When monorail movement is under the direction of a monorail central coordinator, that coordinator must remain inside the designated control tower. Further, when a monorail central coordinator is directing switching operations, that coordinator must visually verify via an electronic Power Distribution and Monitoring System ("PDMS") display and video camera monitor that the beams are in the proper switching position and that power has been applied appropriately.
In addition to verifying switch beam position and power status via the PDMS display as was required on and prior to July 5, 2009, monorail shop panel operators are required to confirm the position of the switch beams via video camera monitors prior to directing monorail movement across those switch beams.
A second monorail shop panel operator must visually verify the switching process is properly performed by the primary monorail shop panel operator.

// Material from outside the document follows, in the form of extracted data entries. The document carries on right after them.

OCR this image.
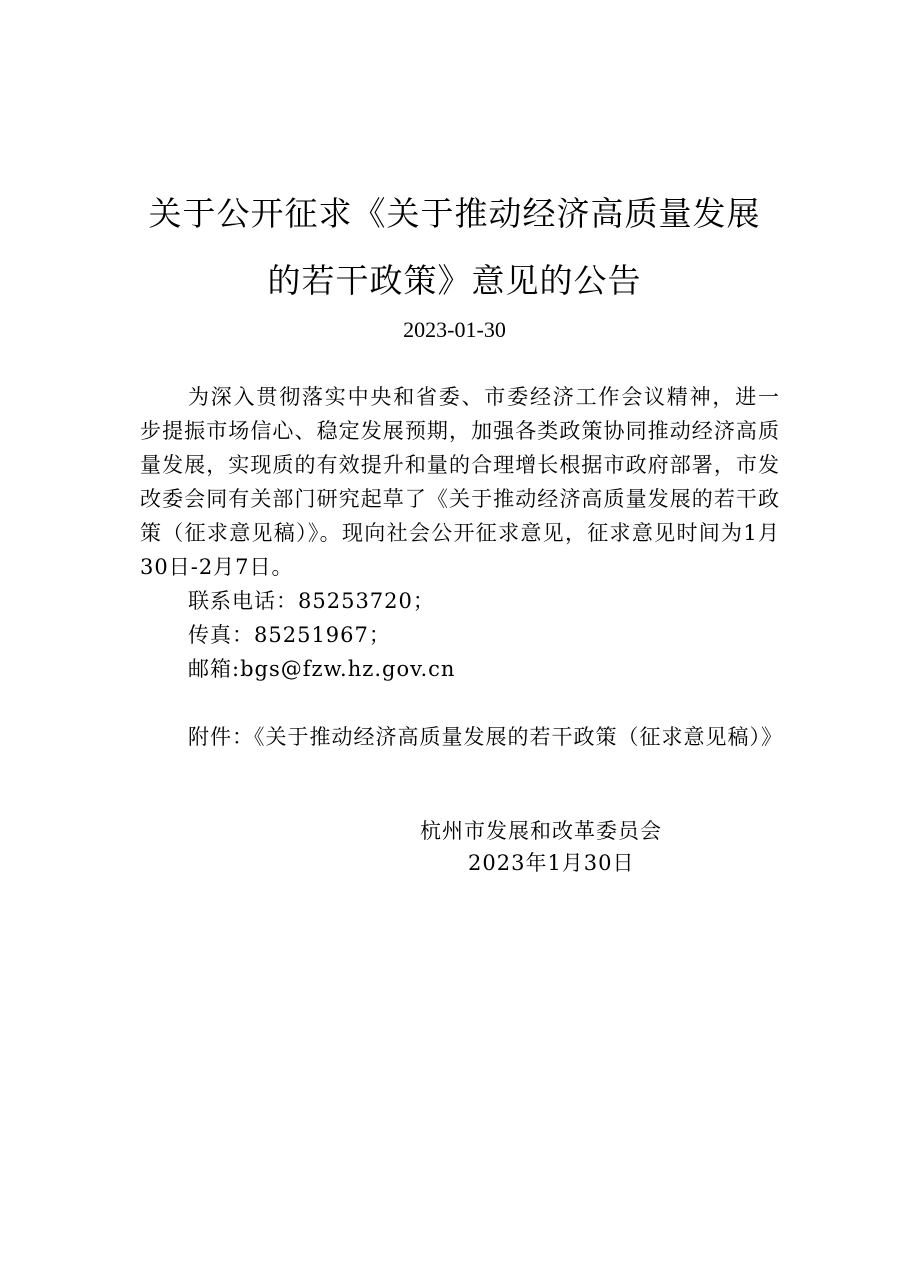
关于公开征求《关于推动经济高质量发展
的若干政策》意见的公告
2023-01-30

为深入贯彻落实中央和省委、市委经济工作会议精神，进一步提振市场信心、稳定发展预期，加强各类政策协同推动经济高质量发展，实现质的有效提升和量的合理增长根据市政府部署，市发改委会同有关部门研究起草了《关于推动经济高质量发展的若干政策（征求意见稿）》。现向社会公开征求意见，征求意见时间为1月30日-2月7日。

联系电话：85253720；

传真：85251967；

邮箱:bgs@fzw.hz.gov.cn

附件：《关于推动经济高质量发展的若干政策（征求意见稿）》

杭州市发展和改革委员会
2023年1月30日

Monorail operations employees have received additional training on measures to address condensation on monorail windshields, including rinsing the windshields and the use of the defogger on the climate control system. In addition, a glass treatment is periodically applied to the windshields to enhance visibility.
The monorail manager on duty is required to remain on the premises of the Walt Disney World Resort when monorails are under their supervision. This requirement, which is already in effect, will be confirmed in the next operating guide release.
The E-Stop button in the driver cabs have been reconfigured to remain active when the console is inactive, allowing a rear observer located in the non-operating cab to E-stop a monorail.
The set point for the cab climate control system was adjusted to reduce internal condensation on windshields. This change is intended to remain in effect until additional climate control upgrades which are currently underway are completed.
A monorail tracking board that identifies the beams on which monorails are operating was installed for used by shop panel operators during switching procedures.
The web-based video camera feed from switch-beam 9 has been changed to a direct video camera feed to both the concourse tower and monorail shop.
Direct feed video cameras were installed to monitor switch-beams 1, 2 and 8. The images are displayed at both the concourse tower and monorail shop. Currently switch-beam 8 and 9 position is verified by both the shop panel operator and monorail central coordinator via PDMS and video feed. Switch-beam 1 and 2 position is verified by the shop panel operator and a maintenance employee station at the switch-beams. The next operating guide will conform the switch-beam 1 and 2 verification procedure to the 8 and 9 procedure, (e.g., verification by the shop panel operator and the monorail central coordinator).
Monorail operations has designated a new radio signal which, when called, will direct all monorails to stop immediately.
The PDMS software has been upgraded to capture additional data related to switch-beam operation.
A design to reconfigure the monorail brake system that will mitigate the loss of signal pipe pressure is being validated.